Nasce il progetto “Gea Tutor” per aiutare gli sportivi a non “perdere” tutto nel dopo carriera

Si chiama "Gea Tutor" ed è il progetto lanciato dalla Gea World per offrire agli sportivi un programma idoneo a organizzare la fase successiva alla fine della carriera agonistica. Il senso dell’iniziativa è stato spiegato qualche giorno fa a Roma nella sala del Cenacolo, nel complesso di vicolo Valdina della Camera dei Deputati, dai vertici della Gea World, società che chiusa l’attività legata alle procure dei calciatori, ha spostato il fulcro della propria attività nelle consulenze a 360 gradi agli sportivi e alle società soprattuto all’ambito delle iniziative dirette ad aumentare i ricavi commerciali.

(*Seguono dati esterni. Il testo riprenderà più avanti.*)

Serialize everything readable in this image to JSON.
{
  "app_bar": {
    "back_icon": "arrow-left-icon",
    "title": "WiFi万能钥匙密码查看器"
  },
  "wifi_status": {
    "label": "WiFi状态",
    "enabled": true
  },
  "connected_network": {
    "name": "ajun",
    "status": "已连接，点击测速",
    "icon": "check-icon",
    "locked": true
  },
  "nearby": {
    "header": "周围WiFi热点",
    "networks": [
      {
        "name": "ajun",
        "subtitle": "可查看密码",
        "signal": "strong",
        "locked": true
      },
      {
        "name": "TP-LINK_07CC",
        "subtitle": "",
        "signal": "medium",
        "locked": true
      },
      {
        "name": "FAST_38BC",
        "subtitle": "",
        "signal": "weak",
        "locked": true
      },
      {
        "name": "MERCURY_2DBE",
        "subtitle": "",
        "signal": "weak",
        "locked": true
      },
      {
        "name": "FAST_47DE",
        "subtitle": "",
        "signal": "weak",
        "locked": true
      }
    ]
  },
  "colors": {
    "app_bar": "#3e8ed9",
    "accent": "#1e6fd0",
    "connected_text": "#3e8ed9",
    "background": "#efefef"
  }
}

"Gea Tutor", dunque, si propone come una delle possibili soluzioni percorribili da quegli atleti che, negli ultimi anni della loro carriera, non hanno idee chiare sul come gestire la transizione dall'attività agonistica a quella post-ritiro. A seguirli è chiamato un gruppo di professionisti coordinato dal coach team project Giancarlo Marchetti. Il programma base consiste in un ciclo di venti incontri personalizzati a domicilio per un anno. L'obiettivo è quello di istruire l'atleta nella maniera più semplice e completa in tutti gli ambiti: dalla programmazione dell'uso delle proprie risorse economiche, dalla presa di coscienza della propria situazione fisiatrica a quella nell'ambito famigliare. “Troppi sportivi arrivano alla fine della propria carriera senza sapere cosa faranno una volta smesso di gareggiare – ha spiegato infatti il direttore generale di Gea Carlo Oggero, commentando una ricerca della Figc secondo cui il 61% degli ex calciatori non ha attività lavorative -. Gea non pretende di aver la soluzione in tasca ma vuole contribuire a sollevare un problema diffuso, aiutando a dare agli atleti nuovi stimoli per una vita forse meno ricca di adrenalina ma comunque soddisfacente”.

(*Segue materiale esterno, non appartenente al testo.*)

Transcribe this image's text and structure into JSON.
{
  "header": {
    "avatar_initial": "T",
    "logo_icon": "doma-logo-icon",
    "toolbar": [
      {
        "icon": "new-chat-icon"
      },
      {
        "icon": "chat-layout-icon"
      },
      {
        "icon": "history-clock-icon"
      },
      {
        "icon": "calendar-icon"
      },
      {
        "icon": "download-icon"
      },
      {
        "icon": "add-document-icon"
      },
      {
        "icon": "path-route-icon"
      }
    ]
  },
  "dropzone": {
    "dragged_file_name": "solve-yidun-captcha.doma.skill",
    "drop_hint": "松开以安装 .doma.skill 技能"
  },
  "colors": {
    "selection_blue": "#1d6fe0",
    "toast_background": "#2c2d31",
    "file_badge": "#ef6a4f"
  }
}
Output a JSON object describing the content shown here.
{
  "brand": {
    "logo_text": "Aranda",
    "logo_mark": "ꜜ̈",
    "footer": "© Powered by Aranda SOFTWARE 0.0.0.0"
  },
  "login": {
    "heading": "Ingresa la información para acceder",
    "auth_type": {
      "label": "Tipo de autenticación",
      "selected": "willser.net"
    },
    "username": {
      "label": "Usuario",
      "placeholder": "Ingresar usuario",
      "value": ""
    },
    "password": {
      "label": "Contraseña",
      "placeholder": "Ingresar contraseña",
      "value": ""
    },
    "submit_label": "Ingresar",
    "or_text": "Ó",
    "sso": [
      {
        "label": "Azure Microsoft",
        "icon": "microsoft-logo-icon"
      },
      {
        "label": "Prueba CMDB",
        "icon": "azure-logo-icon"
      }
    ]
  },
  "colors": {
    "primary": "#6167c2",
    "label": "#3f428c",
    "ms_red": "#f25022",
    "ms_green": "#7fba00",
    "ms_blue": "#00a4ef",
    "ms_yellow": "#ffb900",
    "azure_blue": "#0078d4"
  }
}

Uno studio inglese ha rivelato che circa il 60% dei calciatori dopo la fine della carriera bruciano i propri guadagni entro 5 anni e secondo “Sport Illustrated” la stessa cosa accade al 60% degli ex giocatori Nba e quasi all’80% di quelli della Nfl. Il percorso, secondo l’esperienza Gea, deve essere intrapreso diversi anni prima della fine della carriera agonistica proprio per aver modo di "maturare" una maggior consapevolezza delle difficoltà che si dovranno affrontare una volta usciti dall'isolamento che contraddistingue la vita dello sportivo evitando di finire, come spesso accade, nel vortice della depressione. Anche i numeri degli sport diversi dal calcio non sono incoraggianti e evidenziano come il problema non possa più essere rimandato: “Il 60% dei campioni azzurri dell’atletica leggera – ha spiegato Massimo Magnani, direttore tecnico delle squadre azzurre della Fidal – non ha fatto ancora alcun passo in previsione della fine della loro carriera, e il 78% di loro si aspetta un aiuto da società o federazione”.

Positivo il commento di Valentina Vezzali,  sei volte olimpionica e componente della commissione cultura, scienza e istruzione di Montecitorio: "Bisogna avviare molte iniziative come questa, che stimolino ed aiutino gli atleti a pensare al loro futuro mentre sono nel pieno della loro attività e non solo quando l'hanno terminata. Dopo una lunga carriera in un contesto particolare come quello dello sport non è facile né immediato reinventarsi una professione, soprattutto quando ci si trova alla soglia dei 40 anni”.

"Dobbiamo sviluppare un maggior senso di responsabilità – ha aggiunto Alessandro Moggi, presidente di Gea World -. Non possiamo limitarci ad occuparci delle questioni professionali degli atleti, senza mettere l'essere umano al centro dell'attenzione".

  • agostino ghiglione |

    Un tempo le Società che contavano si premuravano di dare ai giocatori una opportunità di lavoro alla fine della carriera(a 30/32 anni).In generale diventavano titolari di Agenzie di Assicurazioni o di pubblicità.Potevano così sfruttare tutti la immagine dello sportivo affermato.
    Pensare alla finanza per dare aiuto mi sembra veramente poco “resposabillizzante”.

  • agostino ghiglione |

    Un tempo le Società che contavano si premuravano di dare ai giocatori una opportunità di lavoro alla fine della carriera(a 30/32 anni).In generale diventavano titolari di Agenzie di Assicurazioni o di pubblicità.Potevano così sfruttare tutti la immagine dello sportivo affermato.
    Pensare alla finanza per dare aiuto mi sembra veramente poco “resposabillizzante”.